Question Explanation

• In this q, we get 2 array's of n elements -> a,b
• We have to make pairs of a[i], and b[j] such that the minimum value of |a[i] - b[j]| for all i and j is maximized
• i and j belong from 0 to n-1

Explanation

• We have to sort both the arrays
• Our solution will be O(n^2)
• Basically now, we'll go for every i from 0 to n-1
• We'll create a minn variable, and initialize it with INT_MAX
• Now, we'll go for every j from 0 to n-1
• Now basically, we'll try to alternate it...if j<=i, we'll take the abs of the difference between a[j] and b[n+j-i-1] (ie. the value of b from i+1 to n-1)
• And, if j>i, we'll take the abs of the difference between a[j] and b[j-i-1] (ie. the value of b from 0 to i-1)

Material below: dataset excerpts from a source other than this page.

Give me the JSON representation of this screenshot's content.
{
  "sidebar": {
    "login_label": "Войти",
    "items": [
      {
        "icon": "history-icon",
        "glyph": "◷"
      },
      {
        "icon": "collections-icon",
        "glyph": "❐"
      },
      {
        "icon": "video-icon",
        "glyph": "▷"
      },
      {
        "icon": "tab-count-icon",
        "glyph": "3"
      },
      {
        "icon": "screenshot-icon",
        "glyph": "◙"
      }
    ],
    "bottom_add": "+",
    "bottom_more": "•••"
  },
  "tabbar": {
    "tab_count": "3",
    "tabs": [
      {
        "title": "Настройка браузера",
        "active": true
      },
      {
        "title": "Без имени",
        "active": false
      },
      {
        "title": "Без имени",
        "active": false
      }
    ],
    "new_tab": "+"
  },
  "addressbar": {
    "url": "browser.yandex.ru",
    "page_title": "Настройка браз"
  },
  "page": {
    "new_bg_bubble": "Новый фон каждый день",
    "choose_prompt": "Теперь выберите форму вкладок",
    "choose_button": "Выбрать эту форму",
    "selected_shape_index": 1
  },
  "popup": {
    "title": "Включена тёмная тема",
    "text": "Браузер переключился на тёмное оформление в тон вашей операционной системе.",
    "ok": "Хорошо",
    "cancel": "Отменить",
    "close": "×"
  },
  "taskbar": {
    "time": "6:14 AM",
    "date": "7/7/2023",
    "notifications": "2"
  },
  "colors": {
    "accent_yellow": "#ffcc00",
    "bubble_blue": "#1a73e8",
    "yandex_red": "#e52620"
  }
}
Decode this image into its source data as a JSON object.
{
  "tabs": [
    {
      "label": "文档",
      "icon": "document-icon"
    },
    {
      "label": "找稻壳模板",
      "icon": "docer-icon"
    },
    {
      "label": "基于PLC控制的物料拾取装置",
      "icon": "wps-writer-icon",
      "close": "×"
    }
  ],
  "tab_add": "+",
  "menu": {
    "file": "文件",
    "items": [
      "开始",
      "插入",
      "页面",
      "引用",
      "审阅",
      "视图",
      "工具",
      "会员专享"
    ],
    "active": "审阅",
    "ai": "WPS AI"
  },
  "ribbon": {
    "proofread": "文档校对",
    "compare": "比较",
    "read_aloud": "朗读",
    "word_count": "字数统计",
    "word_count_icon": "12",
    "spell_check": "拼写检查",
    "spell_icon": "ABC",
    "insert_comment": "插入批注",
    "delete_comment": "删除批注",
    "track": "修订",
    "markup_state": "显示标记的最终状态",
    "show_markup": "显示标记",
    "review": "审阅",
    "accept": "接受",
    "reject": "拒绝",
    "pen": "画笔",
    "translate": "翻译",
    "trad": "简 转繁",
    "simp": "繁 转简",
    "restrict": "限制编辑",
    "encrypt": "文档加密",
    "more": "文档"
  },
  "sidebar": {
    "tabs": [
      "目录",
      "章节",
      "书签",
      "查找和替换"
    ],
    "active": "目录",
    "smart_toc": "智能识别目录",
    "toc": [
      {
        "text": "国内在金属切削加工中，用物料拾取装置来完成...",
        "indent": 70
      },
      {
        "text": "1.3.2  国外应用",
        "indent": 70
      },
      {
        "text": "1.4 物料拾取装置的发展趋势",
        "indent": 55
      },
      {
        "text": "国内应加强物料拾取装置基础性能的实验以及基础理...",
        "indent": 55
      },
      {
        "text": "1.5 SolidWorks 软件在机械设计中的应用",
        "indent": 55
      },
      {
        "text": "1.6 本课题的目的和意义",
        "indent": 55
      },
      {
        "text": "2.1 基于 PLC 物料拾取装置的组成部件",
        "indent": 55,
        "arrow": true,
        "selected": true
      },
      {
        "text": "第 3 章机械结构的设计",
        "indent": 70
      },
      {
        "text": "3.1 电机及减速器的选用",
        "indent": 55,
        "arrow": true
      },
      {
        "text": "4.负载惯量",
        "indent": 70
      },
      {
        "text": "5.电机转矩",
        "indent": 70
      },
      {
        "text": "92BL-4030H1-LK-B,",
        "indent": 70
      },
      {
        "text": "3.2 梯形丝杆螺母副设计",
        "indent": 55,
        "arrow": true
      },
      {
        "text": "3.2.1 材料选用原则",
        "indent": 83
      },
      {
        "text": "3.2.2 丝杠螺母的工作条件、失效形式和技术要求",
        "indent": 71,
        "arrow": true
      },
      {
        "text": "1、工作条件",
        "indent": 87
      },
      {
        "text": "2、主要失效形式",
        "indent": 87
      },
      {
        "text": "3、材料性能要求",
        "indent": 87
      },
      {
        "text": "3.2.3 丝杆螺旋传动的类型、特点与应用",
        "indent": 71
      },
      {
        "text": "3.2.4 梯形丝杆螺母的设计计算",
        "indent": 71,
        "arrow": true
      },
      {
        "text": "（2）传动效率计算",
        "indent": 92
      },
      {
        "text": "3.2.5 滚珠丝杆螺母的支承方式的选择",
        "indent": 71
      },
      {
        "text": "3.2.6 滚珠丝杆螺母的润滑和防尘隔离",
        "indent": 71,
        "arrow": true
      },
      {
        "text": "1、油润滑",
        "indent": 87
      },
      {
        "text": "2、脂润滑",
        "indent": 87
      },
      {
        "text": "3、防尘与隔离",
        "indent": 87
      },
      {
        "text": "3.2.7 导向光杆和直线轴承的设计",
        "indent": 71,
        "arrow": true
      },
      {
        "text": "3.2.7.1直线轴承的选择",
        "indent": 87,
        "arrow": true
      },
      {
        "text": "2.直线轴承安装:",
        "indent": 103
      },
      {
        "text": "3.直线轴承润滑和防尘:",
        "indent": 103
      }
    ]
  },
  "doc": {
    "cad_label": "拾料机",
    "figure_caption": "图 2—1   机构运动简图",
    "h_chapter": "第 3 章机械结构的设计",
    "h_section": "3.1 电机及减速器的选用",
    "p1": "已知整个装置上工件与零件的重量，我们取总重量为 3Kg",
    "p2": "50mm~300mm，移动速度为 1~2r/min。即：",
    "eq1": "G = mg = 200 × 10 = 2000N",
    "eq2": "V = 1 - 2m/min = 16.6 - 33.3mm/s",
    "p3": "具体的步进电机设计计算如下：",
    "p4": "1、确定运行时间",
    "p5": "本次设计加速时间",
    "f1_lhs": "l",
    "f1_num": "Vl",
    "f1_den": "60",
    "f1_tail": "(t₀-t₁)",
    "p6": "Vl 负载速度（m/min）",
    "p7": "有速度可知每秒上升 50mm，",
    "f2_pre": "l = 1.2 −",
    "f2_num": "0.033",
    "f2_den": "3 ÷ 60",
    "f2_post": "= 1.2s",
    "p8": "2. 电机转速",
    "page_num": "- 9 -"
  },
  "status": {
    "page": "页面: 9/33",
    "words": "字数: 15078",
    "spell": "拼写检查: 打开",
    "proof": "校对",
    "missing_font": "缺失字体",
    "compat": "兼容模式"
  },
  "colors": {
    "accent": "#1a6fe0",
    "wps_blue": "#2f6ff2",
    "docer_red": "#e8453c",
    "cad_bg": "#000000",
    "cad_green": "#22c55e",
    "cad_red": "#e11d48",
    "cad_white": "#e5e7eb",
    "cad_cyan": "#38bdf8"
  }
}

Code (Important Part in C++)

int ans = 0;
forr(i, n) {
  int minn = inf;
  forr(j, n) {
    // if (j == i) continue;
    if (j <= i) minn = min(minn, abs(a[j] - b[n + j - i - 1]));
    else minn = min(minn, a[j] - abs(b[j - i - 1]));
  }
  ans = max(ans, minn);
}

Code (Full)

#include <bits/stdc++.h>
using namespace std;

#define int long long
using pii = pair<int, int>;

#define forr(i, n) for (int i = 0; i < n; i++)
#define reforr(i, n) for (int i = n; i >= 0; i--)
#define eqforr(i, a, n) for (int i = a; i <= n; i++)
#define sqforr(i, n) for (int i = 1; i * i <= n; i++)
#define genforr(i, a, b) for (int i = a; i < b; i++)
#define pba push_back
#define popb pop_back
#define popf pop_front
#define allEle(x) (x).begin(), (x).end()
#define allRle(x) (x).rbegin(), (x).rend()

typedef vector<int> vint;
typedef vector<string> vstr;
#define vcstr(vstr, n) forr(i, n) cin >> vstr[i]
#define vcin(vint, n) forr(i, n) cin >> vint[i]
#define vpin(vint) for (auto x : vint) cout << x << " "; cout << endl;
#define vpstr(vstr) for (auto x : vstr) cout << x << " "; cout << endl;

const int inf = 1e9 + 5;

void solve() {
  int n;
  cin >> n;
  vint a(n);
  vint b(n);
  vcin(a, n);
  vcin(b, n);
  sort(allEle(a));
  sort(allEle(b));

  int ans = 0;
  forr(i, n) {
    int minn = inf;
    forr(j, n) {
      // if (j == i) continue;
      if (j <= i) minn = min(minn, abs(a[j] - b[n + j - i - 1]));
      else minn = min(minn, a[j] - abs(b[j - i - 1]));
    }
    ans = max(ans, minn);
  }
  cout << ans << endl;
}

signed main() {
  ios::sync_with_stdio(0);
  cin.tie(0);
  int t = 1;
  cin >> t;
  for (int i = 0; i < t; i++)
    solve();
}